FEATURE STATE: Gyroscops 0.1 [alpha]

XLSX is the file format used by Microsoft Excel spreadsheets.

ODS is the OpenDocument spreadsheet file format used by Libreoffice and OpenOffice.

What is it for?

The Spreadsheet plugin aims at integrating spreadsheet file formats (XLSX, ODS and CSV) into the Pipeline stack.

Installation

In a Satellite project, add the spreadsheet plugin this way:

composer require php-etl/spreadsheet-plugin

Usage

Building an extractor

To build an extractor, you need to specify the path of your file, the type of extractor to build, and the name of the sheet to read.

The different types of extractor supported are:

  • excel
  • open_document
  • csv



spreadsheet:
  extractor:
    file_path: 'input.xlsx'
    excel: 
      sheet: 'sheet2'



spreadsheet:
  extractor:
    file_path: 'input.ods'
    open_document: 
      sheet: 'sheet2'



spreadsheet:
  extractor:
    file_path: 'input.csv'
    csv: 
      delimiter: ','
      enclosure: '"'

Building a loader

To build a loader, you must specify the path of your file, the type of loader to build and the name of the sheet to write data into.

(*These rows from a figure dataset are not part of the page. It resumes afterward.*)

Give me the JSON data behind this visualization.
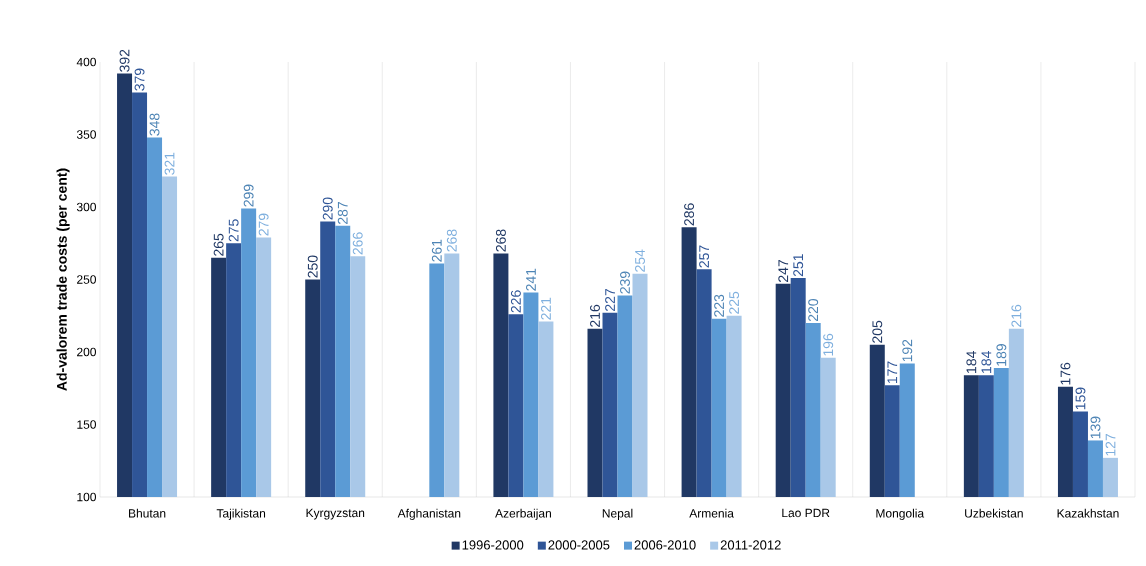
{
  "chart_data": {
    "type": "bar",
    "ylabel": "Ad-valorem trade costs (per cent)",
    "categories": [
      "Bhutan",
      "Tajikistan",
      "Kyrgyzstan",
      "Afghanistan",
      "Azerbaijan",
      "Nepal",
      "Armenia",
      "Lao PDR",
      "Mongolia",
      "Uzbekistan",
      "Kazakhstan"
    ],
    "series": [
      {
        "name": "1996-2000",
        "color": "#203864",
        "values": [
          392,
          265,
          250,
          null,
          268,
          216,
          286,
          247,
          205,
          184,
          176
        ]
      },
      {
        "name": "2000-2005",
        "color": "#2f5597",
        "values": [
          379,
          275,
          290,
          null,
          226,
          227,
          257,
          251,
          177,
          184,
          159
        ]
      },
      {
        "name": "2006-2010",
        "color": "#5b9bd5",
        "values": [
          348,
          299,
          287,
          261,
          241,
          239,
          223,
          220,
          192,
          189,
          139
        ]
      },
      {
        "name": "2011-2012",
        "color": "#a9c8e8",
        "values": [
          321,
          279,
          266,
          268,
          221,
          254,
          225,
          196,
          null,
          216,
          127
        ]
      }
    ],
    "ylim": [
      100,
      400
    ],
    "yticks": [
      100,
      150,
      200,
      250,
      300,
      350,
      400
    ],
    "grid": "x",
    "legend": "bottom",
    "data_labels": true
  }
}
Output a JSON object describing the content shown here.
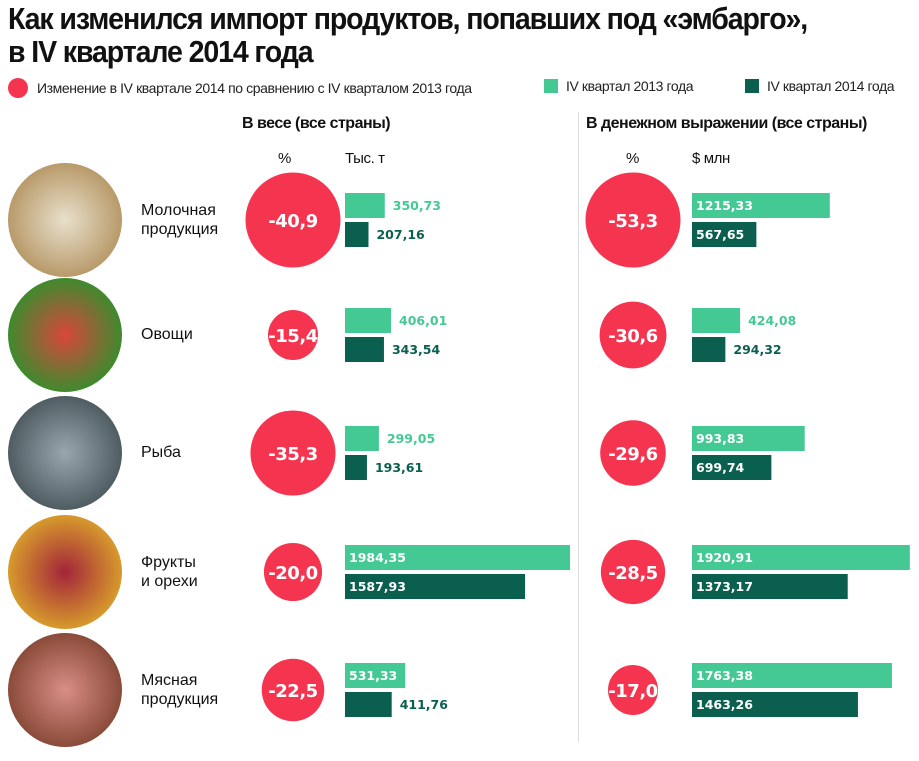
{
  "title": [
    "Как изменился импорт продуктов, попавших под «эмбарго»,",
    "в IV квартале 2014 года"
  ],
  "legend": {
    "change": "Изменение в IV квартале 2014 по сравнению с IV кварталом 2013 года",
    "q2013": "IV квартал 2013 года",
    "q2014": "IV квартал 2014 года"
  },
  "colors": {
    "change": "#f5344f",
    "q2013": "#44c994",
    "q2014": "#0b5f4f"
  },
  "chart_data": [
    {
      "type": "bar",
      "title": "В весе (все страны)",
      "pct_header": "%",
      "unit": "Тыс. т",
      "categories": [
        "Молочная продукция",
        "Овощи",
        "Рыба",
        "Фрукты и орехи",
        "Мясная продукция"
      ],
      "change_pct": [
        -40.9,
        -15.4,
        -35.3,
        -20.0,
        -22.5
      ],
      "change_labels": [
        "-40,9",
        "-15,4",
        "-35,3",
        "-20,0",
        "-22,5"
      ],
      "series": [
        {
          "name": "IV квартал 2013 года",
          "values": [
            350.73,
            406.01,
            299.05,
            1984.35,
            531.33
          ],
          "labels": [
            "350,73",
            "406,01",
            "299,05",
            "1984,35",
            "531,33"
          ]
        },
        {
          "name": "IV квартал 2014 года",
          "values": [
            207.16,
            343.54,
            193.61,
            1587.93,
            411.76
          ],
          "labels": [
            "207,16",
            "343,54",
            "193,61",
            "1587,93",
            "411,76"
          ]
        }
      ]
    },
    {
      "type": "bar",
      "title": "В денежном выражении (все страны)",
      "pct_header": "%",
      "unit": "$ млн",
      "categories": [
        "Молочная продукция",
        "Овощи",
        "Рыба",
        "Фрукты и орехи",
        "Мясная продукция"
      ],
      "change_pct": [
        -53.3,
        -30.6,
        -29.6,
        -28.5,
        -17.0
      ],
      "change_labels": [
        "-53,3",
        "-30,6",
        "-29,6",
        "-28,5",
        "-17,0"
      ],
      "series": [
        {
          "name": "IV квартал 2013 года",
          "values": [
            1215.33,
            424.08,
            993.83,
            1920.91,
            1763.38
          ],
          "labels": [
            "1215,33",
            "424,08",
            "993,83",
            "1920,91",
            "1763,38"
          ]
        },
        {
          "name": "IV квартал 2014 года",
          "values": [
            567.65,
            294.32,
            699.74,
            1373.17,
            1463.26
          ],
          "labels": [
            "567,65",
            "294,32",
            "699,74",
            "1373,17",
            "1463,26"
          ]
        }
      ]
    }
  ],
  "rows": [
    {
      "label1": "Молочная",
      "label2": "продукция",
      "photo": "dairy-photo"
    },
    {
      "label1": "Овощи",
      "label2": "",
      "photo": "vegetables-photo"
    },
    {
      "label1": "Рыба",
      "label2": "",
      "photo": "fish-photo"
    },
    {
      "label1": "Фрукты",
      "label2": "и орехи",
      "photo": "fruits-photo"
    },
    {
      "label1": "Мясная",
      "label2": "продукция",
      "photo": "meat-photo"
    }
  ]
}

The different types of loader supported are:

  • excel
  • open_document
  • csv



spreadsheet:
  loader:
    file_path: 'output.xlsx'
    excel:
      sheet: 'sheet2'



spreadsheet:
  loader:
    file_path: 'output.ods'
    open_document: 
      sheet: 'sheet2'



spreadsheet:
  loader:
    file_path: 'output.csv'
    csv: 
      delimiter: ','
      enclosure: '"'

Advanced usage

Skip one or more lines

Your file may have a header of one or more lines, you must use the skip_lines option to get your pipeline to start extracting from the right row.



spreadsheet:
  extractor: 
    excel:
      # ...
      skip_lines: 2




spreadsheet:
  extractor: 
    open_document:
      # ...
      skip_lines: 2



spreadsheet:
  extractor: 
    csv:
      # ...
      skip_lines: 2

Note: This option is only available when building extractors

Splitting into several files

To limit the number of lines you will write into the output files, you can specify the max_lines option.



spreadsheet:
  loader:
    excel:
      # ...
      max_lines: 20



spreadsheet:
  loader:
    open_document:
      # ...
      max_lines: 20



spreadsheet:
  loader:
    csv:
      # ...
      max_lines: 20

Note: this option is only available for loaders